Das ist alles längst vergessen. Und dieses Jahr ist ohnehin anders. Die Saison der Open-Air-Kinos beginnt ungewöhnlich früh. Während der Entstehungszeit dieses Textes (Mitte Juni) gibt es bereits Freilichtvorführungen von Filmen. Etwa an so exotischen Orten wie Dietlikon, Freienstein, Jona, Thun oder Rapperswil BE. Doch bereits viel früher, am 3. April, zu einer Zeit, da man noch befürchten musste, der Lockdown würde möglicherweise ewig dauern, erwärmte ein Artikel in Der Spiegel das Herz des Kinoverliebten.

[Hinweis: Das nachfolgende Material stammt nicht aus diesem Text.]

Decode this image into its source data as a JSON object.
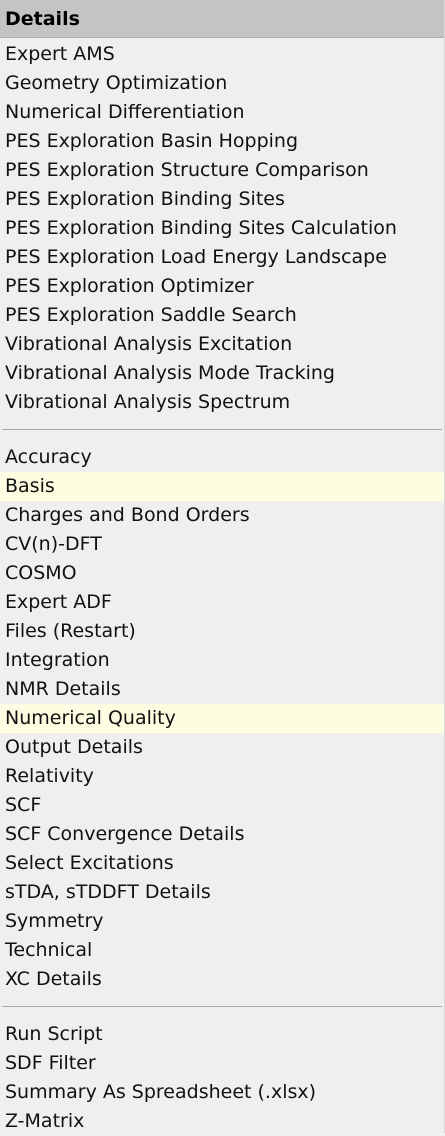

Der kurze Text beschreibt eine Erfindung, die man bereits verschwunden glaubte wie Tonbandgeräte, Telefonkabinen und Tupperware-Partys: das Autokino, auch Drive-In-Cinema genannt. Diese Institution, die ihre grosse Zeit in den USA der 1950er- und 1960er-Jahre erlebte, hatte sich in einem Vorort der Ruhrgebietsmetropole Essen über all die Jahre tapfer gehalten und bot dort bis zu 1000 Fahrzeugen Platz. Mit einer um drei Viertel reduzierten Platzzahl funktionierte sie auch in jenen Wochen der gespenstisch leeren öffentlichen Räume, konnte sie doch die behördlichen Vorgaben zum Social Distancing erfüllen: In jedem Wagen durften nur zwei Personen sitzen, die Tickets wurden ausschliesslich online verkauft, diese wurden durch die geschlossenen Autofenster eingescannt, die während der Vorführung nicht geöffnet werden durften.

 

Heute, in der «neuen Normalität», sind diese strengen Regelungen gelockert, ja weitgehend hinfällig geworden. Dennoch erfreut sich das Autokino in diesen Wochen und Monaten auch hierzulande eines veritablen Revivals. Von den oben erwähnten Open-Air-Kinos funktionieren drei als Drive-In, in den nächsten Wochen werden zahlreiche neu hinzukommen – nicht weniger als 20 sind geplant. Dem Vernehmen nach hatten selbst die Verantwortlichen des Filmfestivals Locarno sich eine Zeitlang überlegt, auf der Piazza Grande in den ersten elf Augusttagen ein Autokino einzurichten – bevor sie am 29. April, gestützt auf den Bundesratsentscheid über Grossveranstaltungen, den Verzicht bekannt gaben. Das schönste Open-Air-Kino der Welt findet also erstmals in seiner über 70-jährigen Geschichte nicht statt. Keine Fledermäuse, die – in früheren Jahren häufig, in den letzten Jahren nur noch selten – während einer Schiesserei ungerührt vor der Riesenleinwand vorbeifliegen, kein Wetterleuchten samt fernem Donnergrollen, das in einem mitternächtlichen Thriller das herannahende Unheil akzentuiert und auch kein subtropischer Starkregen, der just in dem Moment einsetzt, da die Verliebten in den Pool steigen. Freiluftvorführungen sind übrigens so alt wie das Kino selbst, das 1895 als Jahrmarktattraktion begann. Bereits 1900 wurden in Athen in den heissen Sommermonaten die bewegten Bilder des Kinematografen ausserhalb der Jahrmarktsbuden in Hinterhöfen gezeigt. Und 1916 entstand in der australischen Stadt Broome das erste Open Air Cinema Theatre, ein Fall fürs Guinness-Buch, denn es existiert noch heute.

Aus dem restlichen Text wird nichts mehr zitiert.